Mis à jour le 20 mai 2026 à 19h46
Des 115 bâtiments constituant le parc immobilier du Centre de services scolaires de Laval (CSSL), 33 sont munis de systèmes de géothermie ou de thermopompes qui permettent de limiter les effets des canicules.
Tous les mois de mai, le milieu scolaire attend avec anticipation la fin des classes et avec préoccupation les températures qui s’élèvent de plus en plus, et ce, de plus en plus tôt.
Sans parler de canicule ou de chaleur extrême, qui est définie par une température de 30 degrés Celsius et plus le jour par le gouvernement du Québec, une température jusqu’à 26 degrés Celsius a été atteinte ce mercredi 20 mai, dans la région de Laval. Avec l’ajout d’un facteur humidex modéré et d’un soleil plombant, il n’est pas trop tôt pour s’inquiéter du maintien d’un climat de classe adéquat.
«Il y a 20, 30 ou 40 ans, nous n’avions pas des enjeux de chaleur comme nous en vivons aujourd’hui et nos écoles n’ont pas été construites pour ça, relate Fannie Sénéchal, stratège en affaires publiques pour le CSSL. En plus des bâtiments vieillissants, il est vrai qu’en fonction de la disposition et l’orientation des locaux, certaines classes peuvent présenter des chaleurs plus élevées.»
Seuls 21 bâtiments du Centre de services comptent sur un système géothermique pour maintenir la température ambiante et 12 autres bénéficient d’un système de thermopompes. Que font les autres écoles primaires et secondaires pour assurer le bien-être des élèves et du personnel?
«Nous travaillons avec divers partenaires afin de trouver des solutions pérennes à cet enjeu national, confirme Fannie Sénéchal. Dans l’intervalle, le CSSL diffuse les bonnes pratiques à considérer en cas de chaleur accablante. À cet égard, nos équipes assurent une vigilance accrue en veillant à rendre chaque journée la plus confortable possible pour les élèves. Nos écoles ont des réalités différentes et nos équipes-écoles redoublent d’ingéniosité.»

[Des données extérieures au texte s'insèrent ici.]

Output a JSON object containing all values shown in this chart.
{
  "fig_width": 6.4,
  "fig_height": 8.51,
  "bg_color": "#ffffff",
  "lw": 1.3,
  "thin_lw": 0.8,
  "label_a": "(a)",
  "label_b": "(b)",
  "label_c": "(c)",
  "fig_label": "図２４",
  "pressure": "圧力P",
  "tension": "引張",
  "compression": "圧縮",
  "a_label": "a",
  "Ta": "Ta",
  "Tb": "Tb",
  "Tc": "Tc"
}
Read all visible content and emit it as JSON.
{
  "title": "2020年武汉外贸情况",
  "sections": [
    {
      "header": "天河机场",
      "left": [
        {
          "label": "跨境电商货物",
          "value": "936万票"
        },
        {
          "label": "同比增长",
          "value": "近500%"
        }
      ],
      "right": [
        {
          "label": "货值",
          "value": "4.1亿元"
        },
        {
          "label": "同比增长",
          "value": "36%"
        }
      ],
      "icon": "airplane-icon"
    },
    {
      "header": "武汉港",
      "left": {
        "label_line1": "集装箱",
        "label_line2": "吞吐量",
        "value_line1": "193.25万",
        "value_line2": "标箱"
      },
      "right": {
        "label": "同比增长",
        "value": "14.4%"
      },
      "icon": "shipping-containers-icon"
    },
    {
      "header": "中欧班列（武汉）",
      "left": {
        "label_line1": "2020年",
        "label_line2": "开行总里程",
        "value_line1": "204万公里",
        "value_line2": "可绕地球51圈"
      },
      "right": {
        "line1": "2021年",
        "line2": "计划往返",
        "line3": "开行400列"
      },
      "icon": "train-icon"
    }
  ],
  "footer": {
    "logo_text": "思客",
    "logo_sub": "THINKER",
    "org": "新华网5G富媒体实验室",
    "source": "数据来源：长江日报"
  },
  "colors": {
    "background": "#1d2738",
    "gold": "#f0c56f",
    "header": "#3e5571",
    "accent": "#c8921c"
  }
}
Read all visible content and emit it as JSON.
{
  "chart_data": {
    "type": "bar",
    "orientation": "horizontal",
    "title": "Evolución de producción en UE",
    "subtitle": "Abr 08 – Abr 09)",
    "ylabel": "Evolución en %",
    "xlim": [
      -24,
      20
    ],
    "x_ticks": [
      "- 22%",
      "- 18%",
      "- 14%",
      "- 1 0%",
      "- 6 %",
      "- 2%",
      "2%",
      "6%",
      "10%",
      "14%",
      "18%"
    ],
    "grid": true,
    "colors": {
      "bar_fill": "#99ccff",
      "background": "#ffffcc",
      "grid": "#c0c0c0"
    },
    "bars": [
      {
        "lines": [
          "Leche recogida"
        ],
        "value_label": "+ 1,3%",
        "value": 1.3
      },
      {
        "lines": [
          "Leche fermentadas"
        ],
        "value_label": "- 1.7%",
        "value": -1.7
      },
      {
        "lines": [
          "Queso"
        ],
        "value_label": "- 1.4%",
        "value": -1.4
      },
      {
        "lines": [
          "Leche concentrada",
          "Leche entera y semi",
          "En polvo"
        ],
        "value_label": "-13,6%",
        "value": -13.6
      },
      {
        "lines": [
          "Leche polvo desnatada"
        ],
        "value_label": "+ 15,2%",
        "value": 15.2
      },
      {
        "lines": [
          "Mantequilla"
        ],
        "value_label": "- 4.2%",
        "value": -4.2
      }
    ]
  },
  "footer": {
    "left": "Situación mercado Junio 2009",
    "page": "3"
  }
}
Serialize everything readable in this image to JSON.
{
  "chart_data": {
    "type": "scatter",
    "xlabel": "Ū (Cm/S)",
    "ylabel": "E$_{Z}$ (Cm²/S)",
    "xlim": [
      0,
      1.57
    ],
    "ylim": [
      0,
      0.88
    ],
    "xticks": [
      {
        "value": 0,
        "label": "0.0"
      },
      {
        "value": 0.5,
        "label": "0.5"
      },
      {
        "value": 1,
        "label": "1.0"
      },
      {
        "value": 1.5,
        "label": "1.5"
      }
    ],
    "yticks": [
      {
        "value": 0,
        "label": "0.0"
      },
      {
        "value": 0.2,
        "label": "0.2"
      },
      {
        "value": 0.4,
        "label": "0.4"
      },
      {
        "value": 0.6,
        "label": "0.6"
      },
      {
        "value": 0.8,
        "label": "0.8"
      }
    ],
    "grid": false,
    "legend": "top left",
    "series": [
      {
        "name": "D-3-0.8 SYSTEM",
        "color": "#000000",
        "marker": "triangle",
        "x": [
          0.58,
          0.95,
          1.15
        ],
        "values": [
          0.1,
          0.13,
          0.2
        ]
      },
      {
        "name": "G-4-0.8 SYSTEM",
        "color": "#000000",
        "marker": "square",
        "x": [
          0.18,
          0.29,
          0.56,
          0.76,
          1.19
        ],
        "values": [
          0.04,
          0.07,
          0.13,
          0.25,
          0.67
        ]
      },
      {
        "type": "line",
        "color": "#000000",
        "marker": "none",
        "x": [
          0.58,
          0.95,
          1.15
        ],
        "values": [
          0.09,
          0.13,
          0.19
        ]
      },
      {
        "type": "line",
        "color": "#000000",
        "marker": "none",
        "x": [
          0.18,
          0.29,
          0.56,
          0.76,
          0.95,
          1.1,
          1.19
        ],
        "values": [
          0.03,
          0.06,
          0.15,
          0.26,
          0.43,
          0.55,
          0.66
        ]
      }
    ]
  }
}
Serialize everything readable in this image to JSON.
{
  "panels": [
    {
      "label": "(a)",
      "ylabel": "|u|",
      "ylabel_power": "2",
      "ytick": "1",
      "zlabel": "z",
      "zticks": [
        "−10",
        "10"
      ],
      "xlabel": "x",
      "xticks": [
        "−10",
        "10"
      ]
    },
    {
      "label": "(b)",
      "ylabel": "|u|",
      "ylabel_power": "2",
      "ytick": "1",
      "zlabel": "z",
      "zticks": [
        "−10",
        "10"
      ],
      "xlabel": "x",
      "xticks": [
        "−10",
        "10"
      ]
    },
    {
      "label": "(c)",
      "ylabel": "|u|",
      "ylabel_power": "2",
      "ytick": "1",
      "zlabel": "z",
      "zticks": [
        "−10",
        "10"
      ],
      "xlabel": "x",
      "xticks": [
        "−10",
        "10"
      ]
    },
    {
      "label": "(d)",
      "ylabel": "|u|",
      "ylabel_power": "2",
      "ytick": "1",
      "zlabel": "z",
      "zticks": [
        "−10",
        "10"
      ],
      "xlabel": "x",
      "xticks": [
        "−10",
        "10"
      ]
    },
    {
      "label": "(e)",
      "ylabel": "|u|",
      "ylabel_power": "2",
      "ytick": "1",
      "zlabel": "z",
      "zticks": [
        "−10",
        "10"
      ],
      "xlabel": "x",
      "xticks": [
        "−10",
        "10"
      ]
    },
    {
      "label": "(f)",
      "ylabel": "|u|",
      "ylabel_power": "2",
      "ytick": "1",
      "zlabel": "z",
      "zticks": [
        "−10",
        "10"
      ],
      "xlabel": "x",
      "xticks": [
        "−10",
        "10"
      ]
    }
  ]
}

Les actions effectuées incluent le positionnement stratégique de ventilateurs et le déplacement des classes vers des espaces aérés et plus frais, comme des gymnases ou auditoriums, ou encore vers une zone ombragée à l’extérieur.
Les équipes sont également invitées à prévoir des pauses plus fréquentes, à ajuster les activités pour limiter les efforts et l’exposition à la chaleur ainsi qu’à assurer une hydratation plus soutenue des occupant.e.s.
Aucune page du site web du CSSL n’offre d’information sur les épisodes de chaleur intense, mais il est coutume pour l’organisation de publier un communiqué appelant à la vigilance, le cas échéant, et qui renvoie vers les recommandations de la santé publique.
Actions à venir
«On travaille avec le ministère [de l’Éducation] pour des thermopompes qu’il nous a rendues disponibles suite à une offensive collective à travers le Québec, a révélé Jean-Pierre Archambault, directeur général adjoint du CSSL, lors d’une séance du conseil d’administration du Comité des parents de Laval. On attend une quinzaine de thermopompes qu’on va pouvoir installer. On a fait un travail de planification pour s’assurer de les répartir dans l’ensemble de notre parc immobilier.»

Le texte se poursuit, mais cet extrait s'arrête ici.